In 2013, Piazza et al (16) performed the first whole-genome sequencing of 8 MDS/MPN-N cases and identified SETBP1 as a common mutation. Accordingly, targeted sequencing of SETBP1 in 70 MDS/MPN-N samples was performed. During those analyses, SETBP1 mutations were detected in 17 of 70 patients, which resulted in a frequency of 24%. Most of the SETBP1 mutations occurred between codons 858 and 871 and were reported as being similar to mutations in Schinzel-Giedion syndrome. SETBP1 was assumed to be a mutation that was predominately enriched in MDS/MPN-N and related disorders as the researchers were unable to detect this mutation in 458 individuals with other hematological neoplasms, nor in 344 cell lines representative of lymphomas and the most common solid tumors. Distinctively, patients with SETBP1 mutations showed higher leukocyte counts at diagnosis compared with patients with wildtype SETBP1 status and MDS/MPN-N (median of 81.0 vs. 38.5x109 cells/l, P=0.008). In addition, SETBP1 mutations were associated with an adverse clinical course in MDS/MPN-N patients, as the overall survival was significantly worse compared with patients who lacked the mutation (median survival=22 vs. 77 months, P=0.01, hazard ratio=2.27). This study also provided NGS data covering 15 gene sections of 61 MDS/MPN-N individuals.

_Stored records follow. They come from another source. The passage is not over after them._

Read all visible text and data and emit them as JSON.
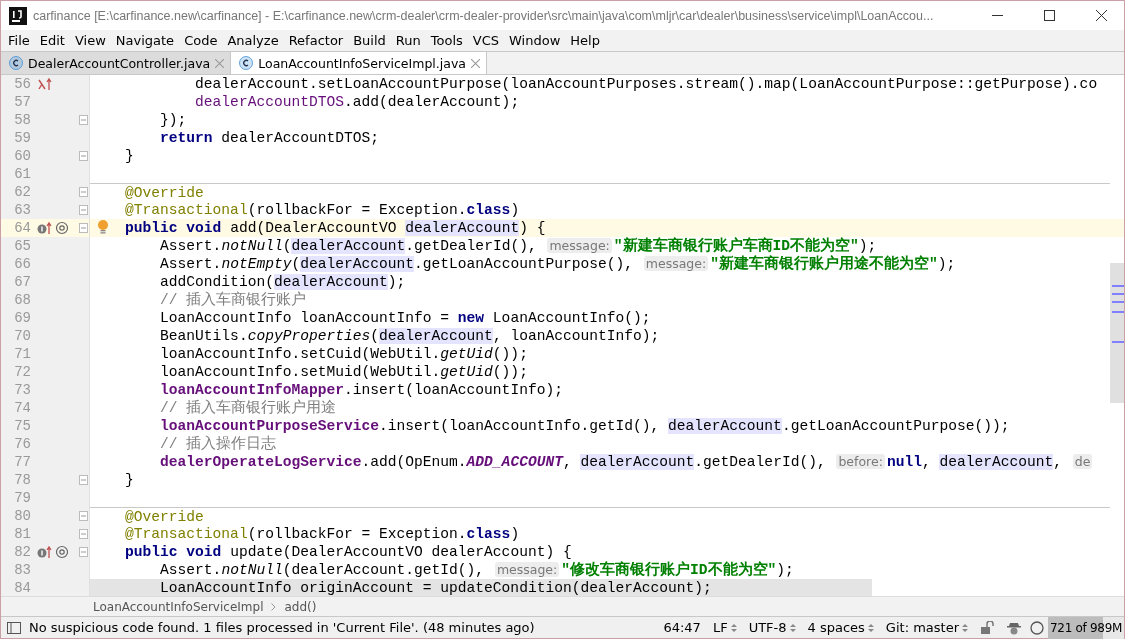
{
  "window": {
    "title": "carfinance [E:\\carfinance.new\\carfinance] - E:\\carfinance.new\\crm-dealer\\crm-dealer-provider\\src\\main\\java\\com\\mljr\\car\\dealer\\business\\service\\impl\\LoanAccou..."
  },
  "menu": [
    "File",
    "Edit",
    "View",
    "Navigate",
    "Code",
    "Analyze",
    "Refactor",
    "Build",
    "Run",
    "Tools",
    "VCS",
    "Window",
    "Help"
  ],
  "tabs": [
    {
      "label": "DealerAccountController.java",
      "selected": false
    },
    {
      "label": "LoanAccountInfoServiceImpl.java",
      "selected": true
    }
  ],
  "editor": {
    "lines": [
      {
        "number": "56",
        "lambda_marker": true,
        "tokens": [
          {
            "kind": "plain",
            "text": "            dealerAccount.setLoanAccountPurpose(loanAccountPurposes.stream().map(LoanAccountPurpose::getPurpose).co"
          }
        ]
      },
      {
        "number": "57",
        "tokens": [
          {
            "kind": "var",
            "text": "            dealerAccountDTOS"
          },
          {
            "kind": "plain",
            "text": ".add(dealerAccount);"
          }
        ]
      },
      {
        "number": "58",
        "fold": true,
        "tokens": [
          {
            "kind": "plain",
            "text": "        });"
          }
        ]
      },
      {
        "number": "59",
        "tokens": [
          {
            "kind": "keyword",
            "text": "        return"
          },
          {
            "kind": "plain",
            "text": " dealerAccountDTOS;"
          }
        ]
      },
      {
        "number": "60",
        "fold": true,
        "tokens": [
          {
            "kind": "plain",
            "text": "    }"
          }
        ]
      },
      {
        "number": "61"
      },
      {
        "number": "62",
        "fold": true,
        "separator": true,
        "tokens": [
          {
            "kind": "annotation",
            "text": "    @Override"
          }
        ]
      },
      {
        "number": "63",
        "fold": true,
        "tokens": [
          {
            "kind": "annotation",
            "text": "    @Transactional"
          },
          {
            "kind": "plain",
            "text": "(rollbackFor = Exception."
          },
          {
            "kind": "keyword",
            "text": "class"
          },
          {
            "kind": "plain",
            "text": ")"
          }
        ]
      },
      {
        "number": "64",
        "fold": true,
        "current": true,
        "intention": true,
        "implements_marker": true,
        "tokens": [
          {
            "kind": "keyword",
            "text": "    public void"
          },
          {
            "kind": "plain",
            "text": " add(DealerAccountVO "
          },
          {
            "kind": "usage",
            "text": "dealerAccount"
          },
          {
            "kind": "plain",
            "text": ") {"
          }
        ]
      },
      {
        "number": "65",
        "tokens": [
          {
            "kind": "plain",
            "text": "        Assert."
          },
          {
            "kind": "static",
            "text": "notNull"
          },
          {
            "kind": "plain",
            "text": "("
          },
          {
            "kind": "usage",
            "text": "dealerAccount"
          },
          {
            "kind": "plain",
            "text": ".getDealerId(), "
          },
          {
            "kind": "hint",
            "text": "message:"
          },
          {
            "kind": "string",
            "text": "\"新建车商银行账户车商ID不能为空\""
          },
          {
            "kind": "plain",
            "text": ");"
          }
        ]
      },
      {
        "number": "66",
        "tokens": [
          {
            "kind": "plain",
            "text": "        Assert."
          },
          {
            "kind": "static",
            "text": "notEmpty"
          },
          {
            "kind": "plain",
            "text": "("
          },
          {
            "kind": "usage",
            "text": "dealerAccount"
          },
          {
            "kind": "plain",
            "text": ".getLoanAccountPurpose(), "
          },
          {
            "kind": "hint",
            "text": "message:"
          },
          {
            "kind": "string",
            "text": "\"新建车商银行账户用途不能为空\""
          },
          {
            "kind": "plain",
            "text": ");"
          }
        ]
      },
      {
        "number": "67",
        "tokens": [
          {
            "kind": "plain",
            "text": "        addCondition("
          },
          {
            "kind": "usage",
            "text": "dealerAccount"
          },
          {
            "kind": "plain",
            "text": ");"
          }
        ]
      },
      {
        "number": "68",
        "tokens": [
          {
            "kind": "comment",
            "text": "        // 插入车商银行账户"
          }
        ]
      },
      {
        "number": "69",
        "tokens": [
          {
            "kind": "plain",
            "text": "        LoanAccountInfo loanAccountInfo = "
          },
          {
            "kind": "keyword",
            "text": "new"
          },
          {
            "kind": "plain",
            "text": " LoanAccountInfo();"
          }
        ]
      },
      {
        "number": "70",
        "tokens": [
          {
            "kind": "plain",
            "text": "        BeanUtils."
          },
          {
            "kind": "static",
            "text": "copyProperties"
          },
          {
            "kind": "plain",
            "text": "("
          },
          {
            "kind": "usage",
            "text": "dealerAccount"
          },
          {
            "kind": "plain",
            "text": ", loanAccountInfo);"
          }
        ]
      },
      {
        "number": "71",
        "tokens": [
          {
            "kind": "plain",
            "text": "        loanAccountInfo.setCuid(WebUtil."
          },
          {
            "kind": "static",
            "text": "getUid"
          },
          {
            "kind": "plain",
            "text": "());"
          }
        ]
      },
      {
        "number": "72",
        "tokens": [
          {
            "kind": "plain",
            "text": "        loanAccountInfo.setMuid(WebUtil."
          },
          {
            "kind": "static",
            "text": "getUid"
          },
          {
            "kind": "plain",
            "text": "());"
          }
        ]
      },
      {
        "number": "73",
        "tokens": [
          {
            "kind": "field",
            "text": "        loanAccountInfoMapper"
          },
          {
            "kind": "plain",
            "text": ".insert(loanAccountInfo);"
          }
        ]
      },
      {
        "number": "74",
        "tokens": [
          {
            "kind": "comment",
            "text": "        // 插入车商银行账户用途"
          }
        ]
      },
      {
        "number": "75",
        "tokens": [
          {
            "kind": "field",
            "text": "        loanAccountPurposeService"
          },
          {
            "kind": "plain",
            "text": ".insert(loanAccountInfo.getId(), "
          },
          {
            "kind": "usage",
            "text": "dealerAccount"
          },
          {
            "kind": "plain",
            "text": ".getLoanAccountPurpose());"
          }
        ]
      },
      {
        "number": "76",
        "tokens": [
          {
            "kind": "comment",
            "text": "        // 插入操作日志"
          }
        ]
      },
      {
        "number": "77",
        "tokens": [
          {
            "kind": "field",
            "text": "        dealerOperateLogService"
          },
          {
            "kind": "plain",
            "text": ".add(OpEnum."
          },
          {
            "kind": "static_field",
            "text": "ADD_ACCOUNT"
          },
          {
            "kind": "plain",
            "text": ", "
          },
          {
            "kind": "usage",
            "text": "dealerAccount"
          },
          {
            "kind": "plain",
            "text": ".getDealerId(), "
          },
          {
            "kind": "hint",
            "text": "before:"
          },
          {
            "kind": "keyword",
            "text": "null"
          },
          {
            "kind": "plain",
            "text": ", "
          },
          {
            "kind": "usage",
            "text": "dealerAccount"
          },
          {
            "kind": "plain",
            "text": ", "
          },
          {
            "kind": "hint",
            "text": "de"
          }
        ]
      },
      {
        "number": "78",
        "fold": true,
        "tokens": [
          {
            "kind": "plain",
            "text": "    }"
          }
        ]
      },
      {
        "number": "79"
      },
      {
        "number": "80",
        "fold": true,
        "separator": true,
        "tokens": [
          {
            "kind": "annotation",
            "text": "    @Override"
          }
        ]
      },
      {
        "number": "81",
        "fold": true,
        "tokens": [
          {
            "kind": "annotation",
            "text": "    @Transactional"
          },
          {
            "kind": "plain",
            "text": "(rollbackFor = Exception."
          },
          {
            "kind": "keyword",
            "text": "class"
          },
          {
            "kind": "plain",
            "text": ")"
          }
        ]
      },
      {
        "number": "82",
        "fold": true,
        "implements_marker": true,
        "tokens": [
          {
            "kind": "keyword",
            "text": "    public void"
          },
          {
            "kind": "plain",
            "text": " update(DealerAccountVO dealerAccount) {"
          }
        ]
      },
      {
        "number": "83",
        "tokens": [
          {
            "kind": "plain",
            "text": "        Assert."
          },
          {
            "kind": "static",
            "text": "notNull"
          },
          {
            "kind": "plain",
            "text": "(dealerAccount.getId(), "
          },
          {
            "kind": "hint",
            "text": "message:"
          },
          {
            "kind": "string",
            "text": "\"修改车商银行账户ID不能为空\""
          },
          {
            "kind": "plain",
            "text": ");"
          }
        ]
      },
      {
        "number": "84",
        "shaded": true,
        "tokens": [
          {
            "kind": "plain",
            "text": "        LoanAccountInfo originAccount = updateCondition(dealerAccount);"
          }
        ]
      }
    ]
  },
  "breadcrumb": [
    "LoanAccountInfoServiceImpl",
    "add()"
  ],
  "status_bar": {
    "message": "No suspicious code found. 1 files processed in 'Current File'. (48 minutes ago)",
    "items": [
      {
        "text": "64:47",
        "kind": "plain"
      },
      {
        "text": "LF",
        "kind": "dropdown"
      },
      {
        "text": "UTF-8",
        "kind": "dropdown"
      },
      {
        "text": "4 spaces",
        "kind": "dropdown"
      },
      {
        "text": "Git: master",
        "kind": "dropdown"
      }
    ],
    "memory": {
      "text": "721 of 989M",
      "level": 0.73
    }
  }
}
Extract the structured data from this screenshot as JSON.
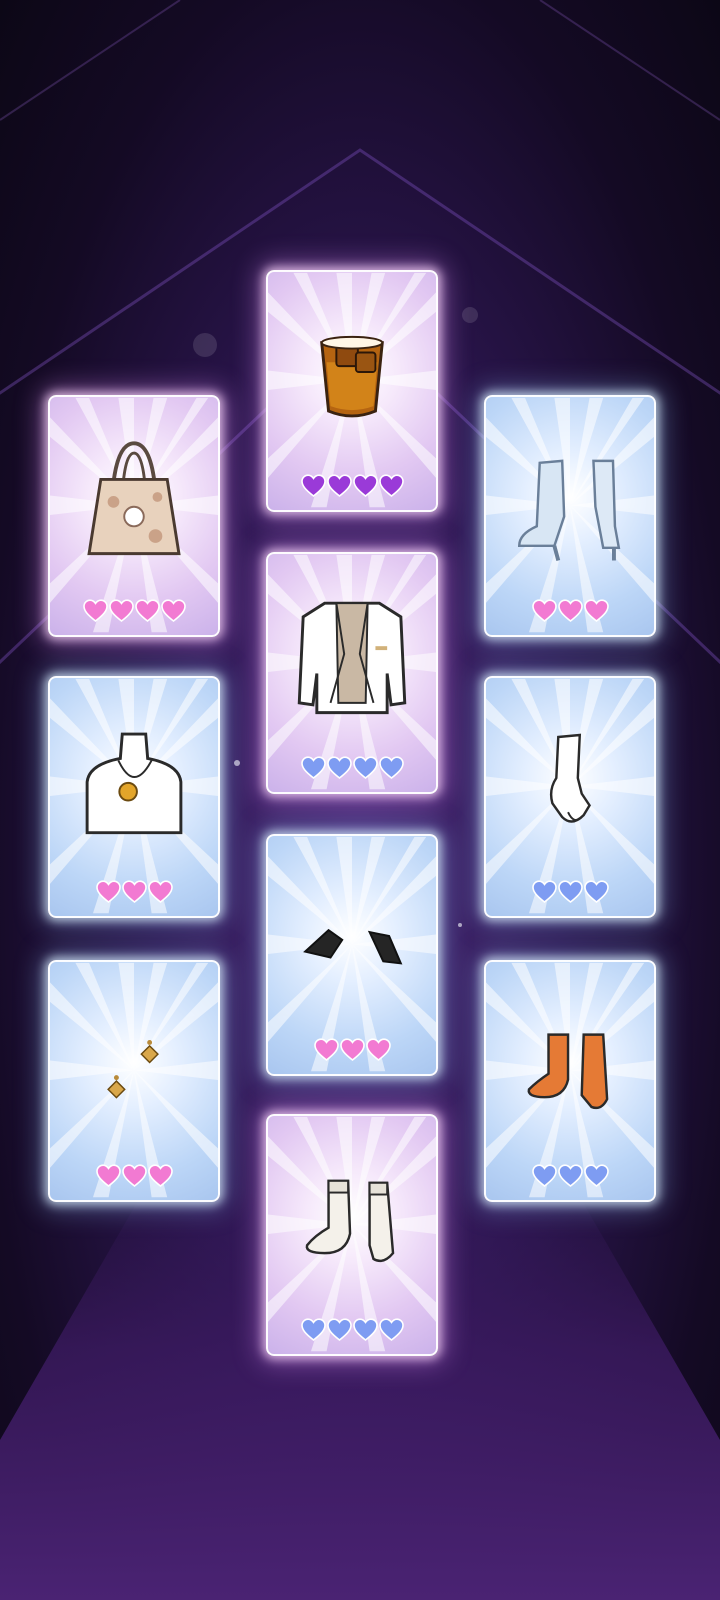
{
  "colors": {
    "heart_pink": "#f27ad2",
    "heart_blue": "#7e9cf2",
    "heart_purple": "#9a3ad8",
    "heart_outline": "#ffffff"
  },
  "cards": [
    {
      "id": "whiskey",
      "item": "whiskey-glass-icon",
      "theme": "pink",
      "hearts": 4,
      "heart_color": "purple"
    },
    {
      "id": "handbag",
      "item": "handbag-icon",
      "theme": "pink",
      "hearts": 4,
      "heart_color": "pink"
    },
    {
      "id": "boots",
      "item": "boots-icon",
      "theme": "blue",
      "hearts": 3,
      "heart_color": "pink"
    },
    {
      "id": "blazer",
      "item": "blazer-icon",
      "theme": "pink",
      "hearts": 4,
      "heart_color": "blue"
    },
    {
      "id": "necklace",
      "item": "necklace-icon",
      "theme": "blue",
      "hearts": 3,
      "heart_color": "pink"
    },
    {
      "id": "glove",
      "item": "glove-icon",
      "theme": "blue",
      "hearts": 3,
      "heart_color": "blue"
    },
    {
      "id": "cuffs",
      "item": "cuffs-icon",
      "theme": "blue",
      "hearts": 3,
      "heart_color": "pink"
    },
    {
      "id": "earrings",
      "item": "earrings-icon",
      "theme": "blue",
      "hearts": 3,
      "heart_color": "pink"
    },
    {
      "id": "socks-orange",
      "item": "orange-socks-icon",
      "theme": "blue",
      "hearts": 3,
      "heart_color": "blue"
    },
    {
      "id": "socks-white",
      "item": "white-socks-icon",
      "theme": "pink",
      "hearts": 4,
      "heart_color": "blue"
    }
  ]
}
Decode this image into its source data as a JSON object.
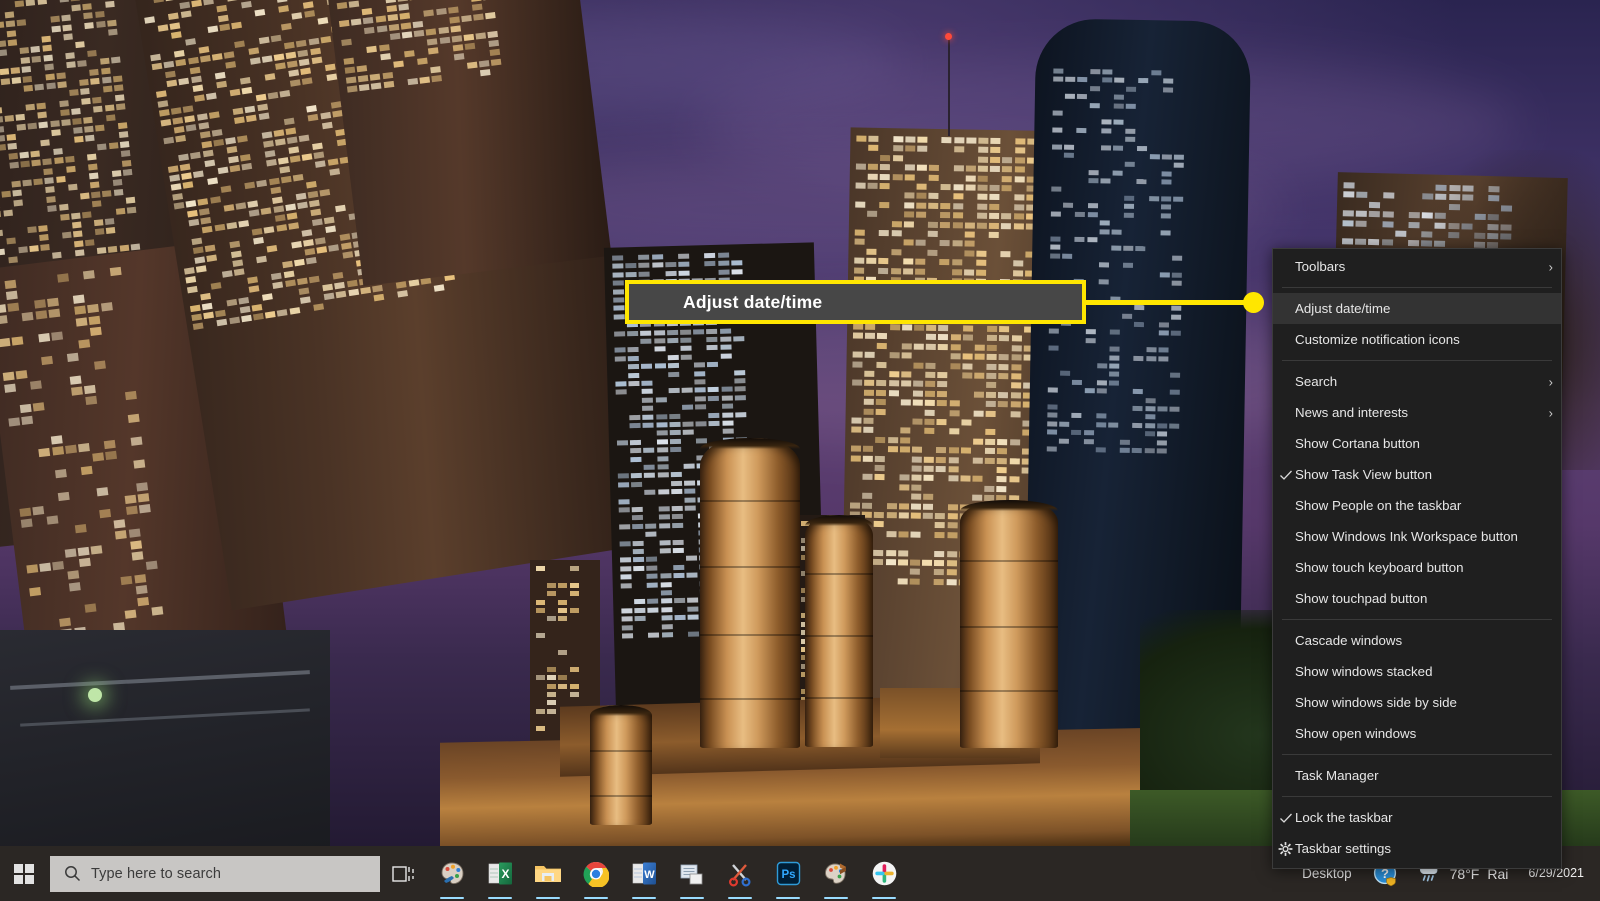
{
  "callout": {
    "label": "Adjust date/time",
    "border_color": "#ffe600",
    "fill_color": "#474747"
  },
  "context_menu": {
    "name": "taskbar-context-menu",
    "background": "#1f1f1f",
    "highlight_color": "#333333",
    "groups": [
      {
        "items": [
          {
            "label": "Toolbars",
            "submenu": true,
            "checked": false,
            "icon": "",
            "highlight": false
          }
        ]
      },
      {
        "items": [
          {
            "label": "Adjust date/time",
            "submenu": false,
            "checked": false,
            "icon": "",
            "highlight": true
          },
          {
            "label": "Customize notification icons",
            "submenu": false,
            "checked": false,
            "icon": "",
            "highlight": false
          }
        ]
      },
      {
        "items": [
          {
            "label": "Search",
            "submenu": true,
            "checked": false,
            "icon": "",
            "highlight": false
          },
          {
            "label": "News and interests",
            "submenu": true,
            "checked": false,
            "icon": "",
            "highlight": false
          },
          {
            "label": "Show Cortana button",
            "submenu": false,
            "checked": false,
            "icon": "",
            "highlight": false
          },
          {
            "label": "Show Task View button",
            "submenu": false,
            "checked": true,
            "icon": "",
            "highlight": false
          },
          {
            "label": "Show People on the taskbar",
            "submenu": false,
            "checked": false,
            "icon": "",
            "highlight": false
          },
          {
            "label": "Show Windows Ink Workspace button",
            "submenu": false,
            "checked": false,
            "icon": "",
            "highlight": false
          },
          {
            "label": "Show touch keyboard button",
            "submenu": false,
            "checked": false,
            "icon": "",
            "highlight": false
          },
          {
            "label": "Show touchpad button",
            "submenu": false,
            "checked": false,
            "icon": "",
            "highlight": false
          }
        ]
      },
      {
        "items": [
          {
            "label": "Cascade windows",
            "submenu": false,
            "checked": false,
            "icon": "",
            "highlight": false
          },
          {
            "label": "Show windows stacked",
            "submenu": false,
            "checked": false,
            "icon": "",
            "highlight": false
          },
          {
            "label": "Show windows side by side",
            "submenu": false,
            "checked": false,
            "icon": "",
            "highlight": false
          },
          {
            "label": "Show open windows",
            "submenu": false,
            "checked": false,
            "icon": "",
            "highlight": false
          }
        ]
      },
      {
        "items": [
          {
            "label": "Task Manager",
            "submenu": false,
            "checked": false,
            "icon": "",
            "highlight": false
          }
        ]
      },
      {
        "items": [
          {
            "label": "Lock the taskbar",
            "submenu": false,
            "checked": true,
            "icon": "",
            "highlight": false
          },
          {
            "label": "Taskbar settings",
            "submenu": false,
            "checked": false,
            "icon": "gear-icon",
            "highlight": false
          }
        ]
      }
    ]
  },
  "taskbar": {
    "background": "#2b2724",
    "start_button": "start-button",
    "search": {
      "placeholder": "Type here to search",
      "icon": "search-icon",
      "background": "#c8c6c4"
    },
    "pinned_apps": [
      {
        "name": "task-view-button",
        "label": "Task View"
      },
      {
        "name": "paint-app",
        "label": "Paint"
      },
      {
        "name": "excel-app",
        "label": "Excel"
      },
      {
        "name": "file-explorer-app",
        "label": "File Explorer"
      },
      {
        "name": "chrome-app",
        "label": "Google Chrome"
      },
      {
        "name": "word-app",
        "label": "Word"
      },
      {
        "name": "sticky-notes-app",
        "label": "Sticky Notes"
      },
      {
        "name": "snipping-tool-app",
        "label": "Snipping Tool"
      },
      {
        "name": "photoshop-app",
        "label": "Photoshop"
      },
      {
        "name": "paint3d-app",
        "label": "Paint 3D"
      },
      {
        "name": "slack-app",
        "label": "Slack"
      }
    ],
    "tray": {
      "desktop_label": "Desktop",
      "overflow_chevron": "»",
      "help_icon": "help-shield-icon",
      "weather": {
        "icon": "rain-cloud-icon",
        "temperature": "78°F",
        "condition": "Rai"
      },
      "clock": {
        "time": "",
        "date": "6/29/2021"
      }
    }
  },
  "wallpaper": {
    "name": "houston-night-cityscape",
    "sky_color": "#4a3a6e",
    "accent_color": "#c99153"
  }
}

The most frequent mutation was in the TET2 gene at 25%, followed by SETBP1 and ASXL1, both at 23%. This study decisively discovered SETBP1 mutations as a possible recurrent mutation in MDS/MPN-N that also played a causative role in the entity's pathophysiology and provided a comprehensive overview of the mutational profile of MDS/MPN-N patients (16).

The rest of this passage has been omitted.